Sunday, September 13, 2015

Same Reality, Different Perceptions


Same Reality, Different Perceptions
Najib’s RM 2.6B – Generous Donation or Grand Corruption?
M. Bakri Musa
www.bakrimusa.com


In the 1950s the Americans were alarmed with the leftist-leaning and shrill anti-Western rhetoric of Indonesia’s Sukarno. To neutralize him, they concocted a scheme to blackmail the man by portraying him as other than a true nationalist.

            So on one of his many visits to America the CIA secretly set-up Sukarno to be in the company of high-priced hookers, and then clandestinely filmed him in his frolics. Sukarno must have felt that he was already in heaven with some of his 72 “virgins!”
           
            The plan was to screen snippets of the tape in the movie houses of Jakarta. Surely in pious Muslim Indonesia such scenes would enrage the audiences such that they would take to the streets demanding Sukarno's downfall.

            Thus far everything went according to the well-rehearsed script, one that would be repeated in different places and with different players.

            Imagine the horror of the local CIA station agent when the audiences instead roared their approval of their President!

            “Yeah! Itu jantan kita!” (That’s our stud!) they roared as Sukarno, like the bunny, powered by the Eveready battery, kept going and going (or coming and coming)! “It’s about time one of us gets to screw them, they did that to us for years!”

            The Indonesians could not conceal their pride in their leader’s virility, perhaps fantasizing a part of themselves in him.
           
            My long preamble here is to put forth a simple proposition. While the reality may be the same, the perceptions may be radically different. The world and many Malaysians may view Najib’s RM2.6 billion “donation” as corruption on a grand scale, but to red-shirted Malays and their UMNO Putra patrons, it is but a measure of an Arab’s high regard for their man.

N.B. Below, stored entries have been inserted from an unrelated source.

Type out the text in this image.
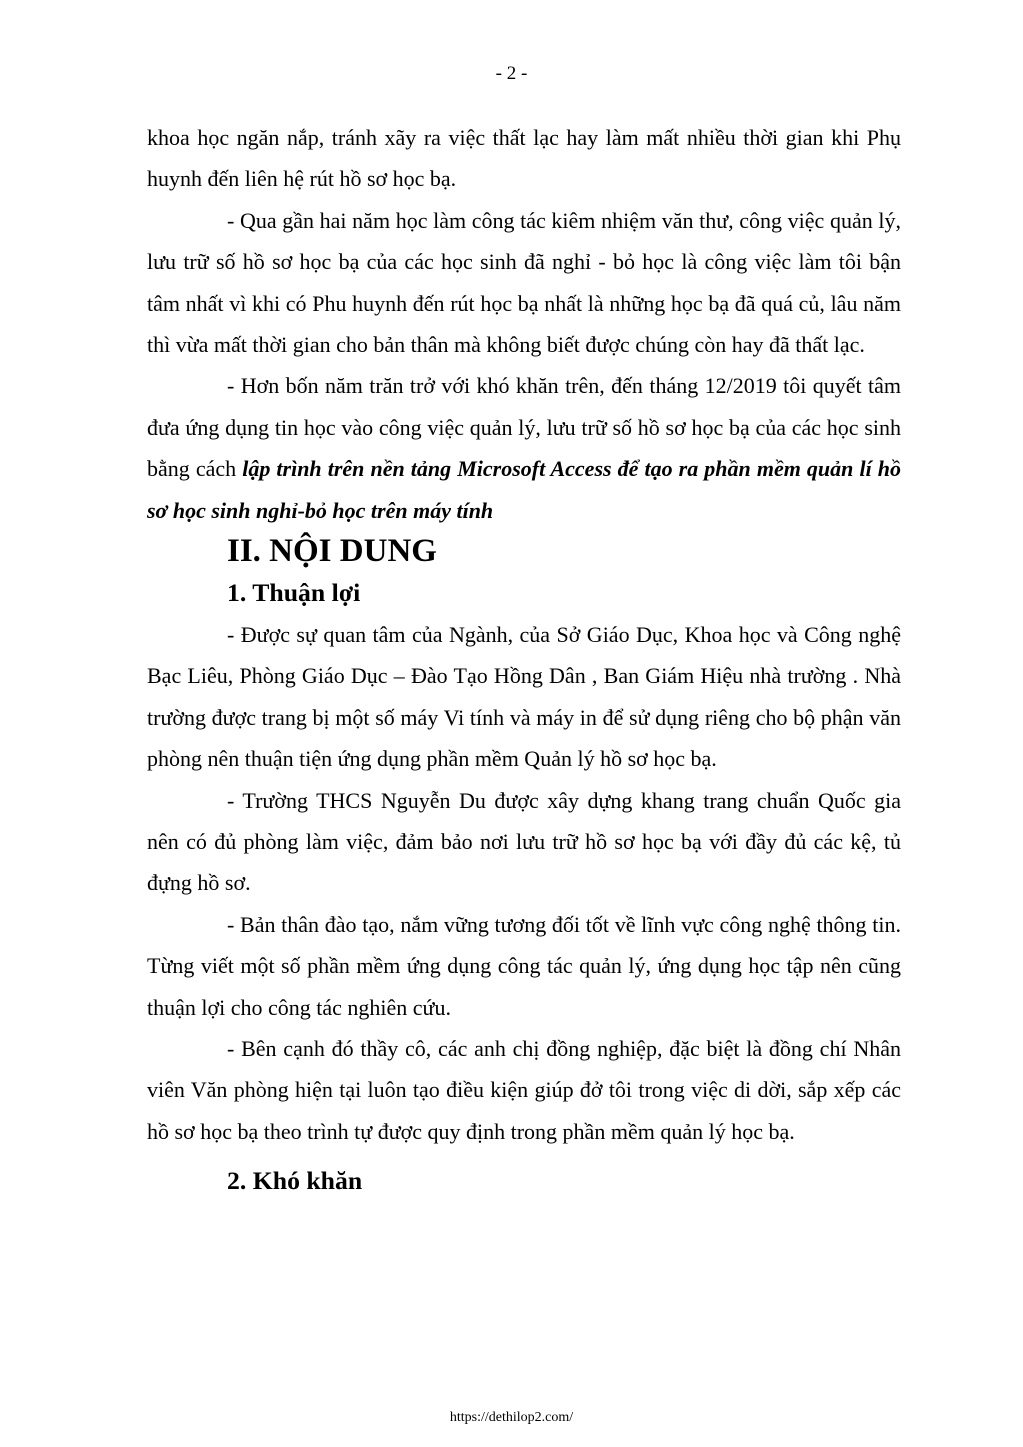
- 2 -

khoa học ngăn nắp, tránh xãy ra việc thất lạc hay làm mất nhiều thời gian khi Phụ huynh đến liên hệ rút hồ sơ học bạ.

- Qua gần hai năm học làm công tác kiêm nhiệm văn thư, công việc quản lý, lưu trữ số hồ sơ học bạ của các học sinh đã nghỉ - bỏ học là công việc làm tôi bận tâm nhất vì khi có Phu huynh đến rút học bạ nhất là những học bạ đã quá củ, lâu năm thì vừa mất thời gian cho bản thân mà không biết được chúng còn hay đã thất lạc.

- Hơn bốn năm trăn trở với khó khăn trên, đến tháng 12/2019 tôi quyết tâm đưa ứng dụng tin học vào công việc quản lý, lưu trữ số hồ sơ học bạ của các học sinh bằng cách lập trình trên nền tảng Microsoft Access để tạo ra phần mềm quản lí hồ sơ học sinh nghỉ-bỏ học trên máy tính

II. NỘI DUNG
1. Thuận lợi

- Được sự quan tâm của Ngành, của Sở Giáo Dục, Khoa học và Công nghệ Bạc Liêu, Phòng Giáo Dục – Đào Tạo Hồng Dân , Ban Giám Hiệu nhà trường . Nhà trường được trang bị một số máy Vi tính và máy in để sử dụng riêng cho bộ phận văn phòng nên thuận tiện ứng dụng phần mềm Quản lý hồ sơ học bạ.

- Trường THCS Nguyễn Du được xây dựng khang trang chuẩn Quốc gia nên có đủ phòng làm việc, đảm bảo nơi lưu trữ hồ sơ học bạ với đầy đủ các kệ, tủ đựng hồ sơ.

- Bản thân đào tạo, nắm vững tương đối tốt về lĩnh vực công nghệ thông tin. Từng viết một số phần mềm ứng dụng công tác quản lý, ứng dụng học tập nên cũng thuận lợi cho công tác nghiên cứu.

- Bên cạnh đó thầy cô, các anh chị đồng nghiệp, đặc biệt là đồng chí Nhân viên Văn phòng hiện tại luôn tạo điều kiện giúp đở tôi trong việc di dời, sắp xếp các hồ sơ học bạ theo trình tự được quy định trong phần mềm quản lý học bạ.

2. Khó khăn
https://dethilop2.com/
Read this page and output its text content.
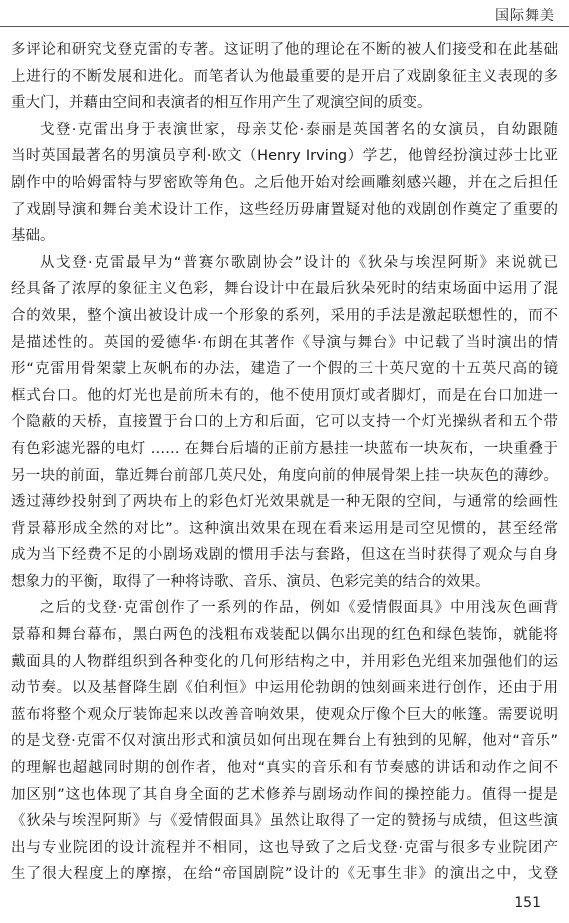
国际舞美
多评论和研究戈登克雷的专著。这证明了他的理论在不断的被人们接受和在此基础
上进行的不断发展和进化。而笔者认为他最重要的是开启了戏剧象征主义表现的多
重大门，并藉由空间和表演者的相互作用产生了观演空间的质变。
戈登·克雷出身于表演世家，母亲艾伦·泰丽是英国著名的女演员，自幼跟随
当时英国最著名的男演员亨利·欧文（Henry Irving）学艺，他曾经扮演过莎士比亚
剧作中的哈姆雷特与罗密欧等角色。之后他开始对绘画雕刻感兴趣，并在之后担任
了戏剧导演和舞台美术设计工作，这些经历毋庸置疑对他的戏剧创作奠定了重要的
基础。
从戈登·克雷最早为“普赛尔歌剧协会”设计的《狄朵与埃涅阿斯》来说就已
经具备了浓厚的象征主义色彩，舞台设计中在最后狄朵死时的结束场面中运用了混
合的效果，整个演出被设计成一个形象的系列，采用的手法是激起联想性的，而不
是描述性的。英国的爱德华·布朗在其著作《导演与舞台》中记载了当时演出的情
形“克雷用骨架蒙上灰帆布的办法，建造了一个假的三十英尺宽的十五英尺高的镜
框式台口。他的灯光也是前所未有的，他不使用顶灯或者脚灯，而是在台口加进一
个隐蔽的天桥，直接置于台口的上方和后面，它可以支持一个灯光操纵者和五个带
有色彩滤光器的电灯 …… 在舞台后墙的正前方悬挂一块蓝布一块灰布，一块重叠于
另一块的前面，靠近舞台前部几英尺处，角度向前的伸展骨架上挂一块灰色的薄纱。
透过薄纱投射到了两块布上的彩色灯光效果就是一种无限的空间，与通常的绘画性
背景幕形成全然的对比”。这种演出效果在现在看来运用是司空见惯的，甚至经常
成为当下经费不足的小剧场戏剧的惯用手法与套路，但这在当时获得了观众与自身
想象力的平衡，取得了一种将诗歌、音乐、演员、色彩完美的结合的效果。
之后的戈登·克雷创作了一系列的作品，例如《爱情假面具》中用浅灰色画背
景幕和舞台幕布，黑白两色的浅粗布戏装配以偶尔出现的红色和绿色装饰，就能将
戴面具的人物群组织到各种变化的几何形结构之中，并用彩色光组来加强他们的运
动节奏。以及基督降生剧《伯利恒》中运用伦勃朗的蚀刻画来进行创作，还由于用
蓝布将整个观众厅装饰起来以改善音响效果，使观众厅像个巨大的帐篷。需要说明
的是戈登·克雷不仅对演出形式和演员如何出现在舞台上有独到的见解，他对“音乐”
的理解也超越同时期的创作者，他对“真实的音乐和有节奏感的讲话和动作之间不
加区别”这也体现了其自身全面的艺术修养与剧场动作间的操控能力。值得一提是
《狄朵与埃涅阿斯》与《爱情假面具》虽然让取得了一定的赞扬与成绩，但这些演
出与专业院团的设计流程并不相同，这也导致了之后戈登·克雷与很多专业院团产
生了很大程度上的摩擦，在给“帝国剧院”设计的《无事生非》的演出之中，戈登
151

            Pardon my comparing Najib with Sukarno. Najib is no Sukarno in leadership talent or oratorical skills; he is in priapic proclivities.

            It is not coincidental that Najib’s spinmeisters would have the donation come from the Middle East, the land of the Prophet. To Muslim Malays, the Arabs and their desert are blessed. In Saudi Arabia even the flies on your food are halal. As for the ensuing diarrhea, well, that’s Allah testing you.

            This truism – differing perceptions of the same reality – extends in nature. A rotting carcass is revolting and haram but to vultures, a heavenly gift. Does the fastidious diner have moral superiority over the scavenger vulture?

            Dispensing with the relativism, let’s examine Najib’s bonanza from a practical and more consequential perspective. Najib claims that the money was reward for his “exemplary” leadership, and to ensure that it be continued. More directly stated, it was to fund his re-election.

            Thus one fact or precedent is now established. Malaysian leaders and elections can be bought, or at least influenced by foreign money and individuals. That is significant, and pivotal. Today, a generous Arab; tomorrow, the CIA! Next could be China or Singapore. Before long, a non-Arab Middle Eastern state! With the ringgit fast becoming worthless, topping the RM2.6 billion should be easy.

            Besides, money is not the only means of influence peddling. The Americans and Singaporeans in particular are more sophisticated. They are not crude, careless, or stupid like the Arabs as to write a massive check or drop off a bundle of cash.

            Consider that many children of Third World leaders end up at top American universities despite not having super SAT scores. Similarly many Third World leaders are invited as visiting fellows and professors. They lap up the accolades! If those refined tricks fail, there is the White House visit or a presidential golf game.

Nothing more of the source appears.